Her girlhood was spent in Romeo, Michigan, where she attended an institute of that place, and afterwards she became a student in Falley Seminary, Fulton, New York. She made a specialty of music, and entered Sherwood's Musical Academy, Lyons, New York, from which she was graduated.

==Career==
Soon after graduation, Laura A. Woodin Le Valley gained the reputation of a thorough instructor in instrumental music. Finding her services in demand in her father's office, she was appointed a notary public, and assisted him for several years, especially in the prosecution of United States claims. During that time she had much business experience and began the study of stenography. She commenced to study law, and, encouraged by her father, entered the law department of the University of Michigan in the fall of 1880, from which she was graduated in the class of 1882. She was a faithful student, made rapid progress, and had barely entered upon the work of the senior year, when she applied for admission to the bar, stood a rigid examination in open court, and was admitted to practice before the supreme court of Michigan on November 12, 1881.

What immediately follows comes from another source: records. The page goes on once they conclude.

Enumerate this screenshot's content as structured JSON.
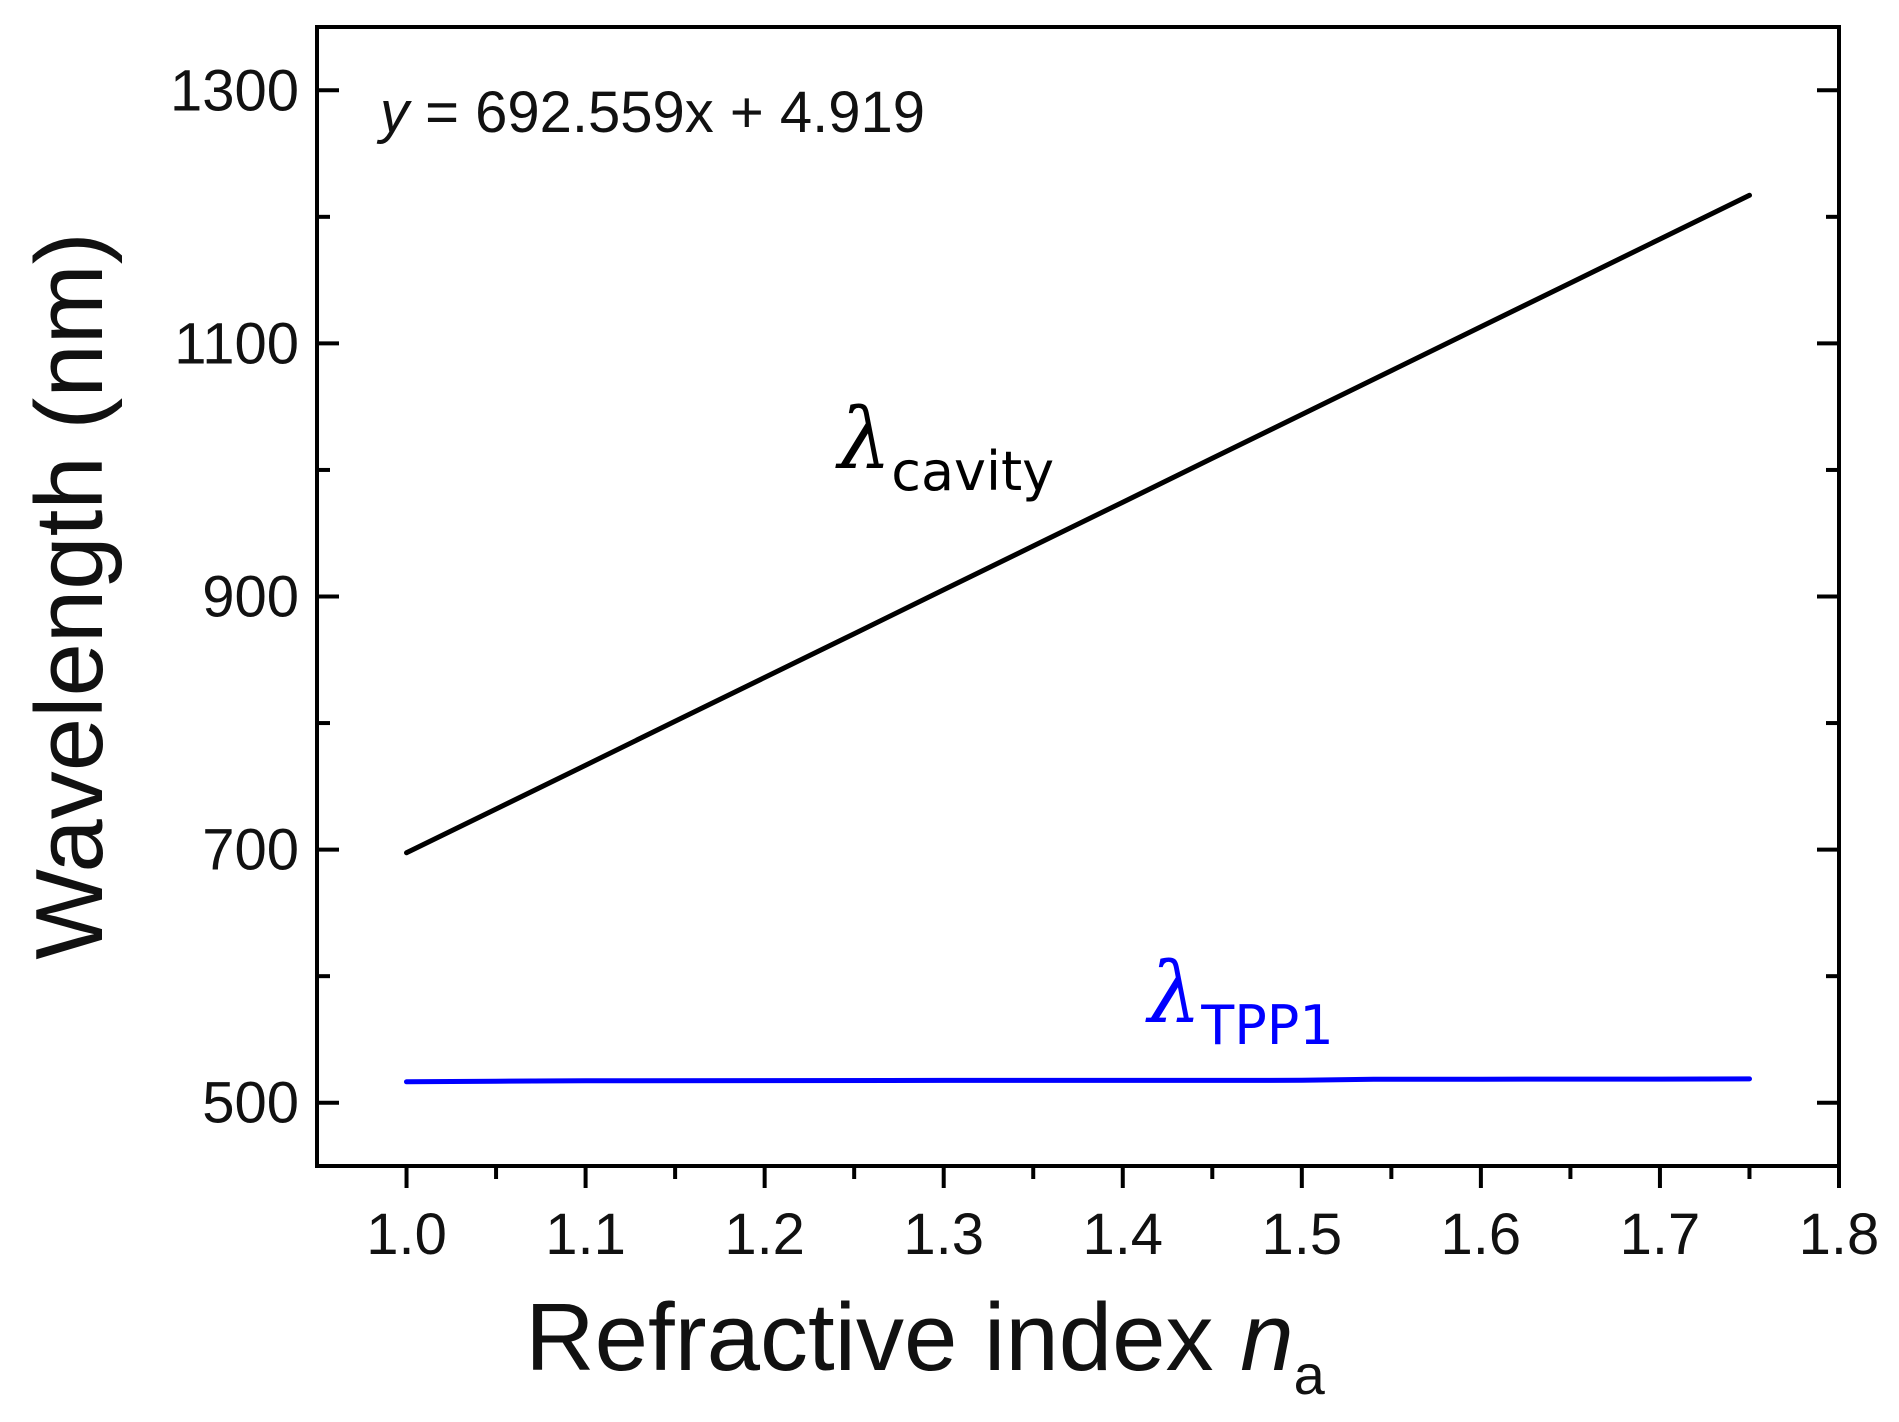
{
  "chart_data": {
    "type": "line",
    "title": "",
    "xlabel": "Refractive index ",
    "xlabel_symbol": "n",
    "xlabel_subscript": "a",
    "ylabel": "Wavelength (nm)",
    "xlim": [
      0.95,
      1.8
    ],
    "ylim": [
      450,
      1350
    ],
    "xticks": [
      1.0,
      1.1,
      1.2,
      1.3,
      1.4,
      1.5,
      1.6,
      1.7,
      1.8
    ],
    "xtick_labels": [
      "1.0",
      "1.1",
      "1.2",
      "1.3",
      "1.4",
      "1.5",
      "1.6",
      "1.7",
      "1.8"
    ],
    "yticks": [
      500,
      700,
      900,
      1100,
      1300
    ],
    "ytick_labels": [
      "500",
      "700",
      "900",
      "1100",
      "1300"
    ],
    "y_minor_ticks": [
      600,
      800,
      1000,
      1200
    ],
    "grid": false,
    "annotation": {
      "italic_part": "y",
      "text": " = 692.559x + 4.919"
    },
    "series": [
      {
        "name": "λcavity",
        "label_symbol": "λ",
        "label_subscript": "cavity",
        "color": "#000000",
        "x": [
          1.0,
          1.05,
          1.1,
          1.15,
          1.2,
          1.25,
          1.3,
          1.35,
          1.4,
          1.45,
          1.5,
          1.55,
          1.6,
          1.65,
          1.7,
          1.75
        ],
        "y": [
          697.5,
          732.1,
          766.7,
          801.4,
          836.0,
          870.6,
          905.3,
          939.9,
          974.5,
          1009.2,
          1043.8,
          1078.5,
          1113.1,
          1147.7,
          1182.4,
          1217.0
        ]
      },
      {
        "name": "λTPP1",
        "label_symbol": "λ",
        "label_subscript": "TPP1",
        "color": "#0000ff",
        "x": [
          1.0,
          1.05,
          1.1,
          1.2,
          1.3,
          1.4,
          1.5,
          1.54,
          1.6,
          1.7,
          1.75
        ],
        "y": [
          516.5,
          517.0,
          517.3,
          517.5,
          517.6,
          517.6,
          517.7,
          518.5,
          518.6,
          518.7,
          518.8
        ]
      }
    ]
  }
}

LeValley was a member of the Congregational Church, and for years was an active worker in the Sunday-school of that denomination.

==Personal life==
In the law school Laura A. Woodin first met her future husband, David W. LeValley, from the State of New York, then a senior in the law department in the class of 1881. David LeValley opened an office in Saginaw, Michigan, where they resided since their marriage, on December 28, 1882. Later they moved to 31 Lorraine Court, Pontiac, Michigan. For five years after her marriage she gave close attention to office work, her husband attending to matters in court, and they built up a profitable business. Since the birth of her daughter, Florence E., the nature of her employment was somewhat changed She was now the mother of two daughters. Since her marriage she, and her husband who was the author of the historical chart entitled "The Royal Family of England," spent nearly all their spare time in reading, chiefly history.

They had two daughters, Mrs T.W. Widenmann and Sarah Le Valley.

She died at Pontiac, Michigan, on December 9, 1918, aged 65. She was buried in Detroit, Michigan.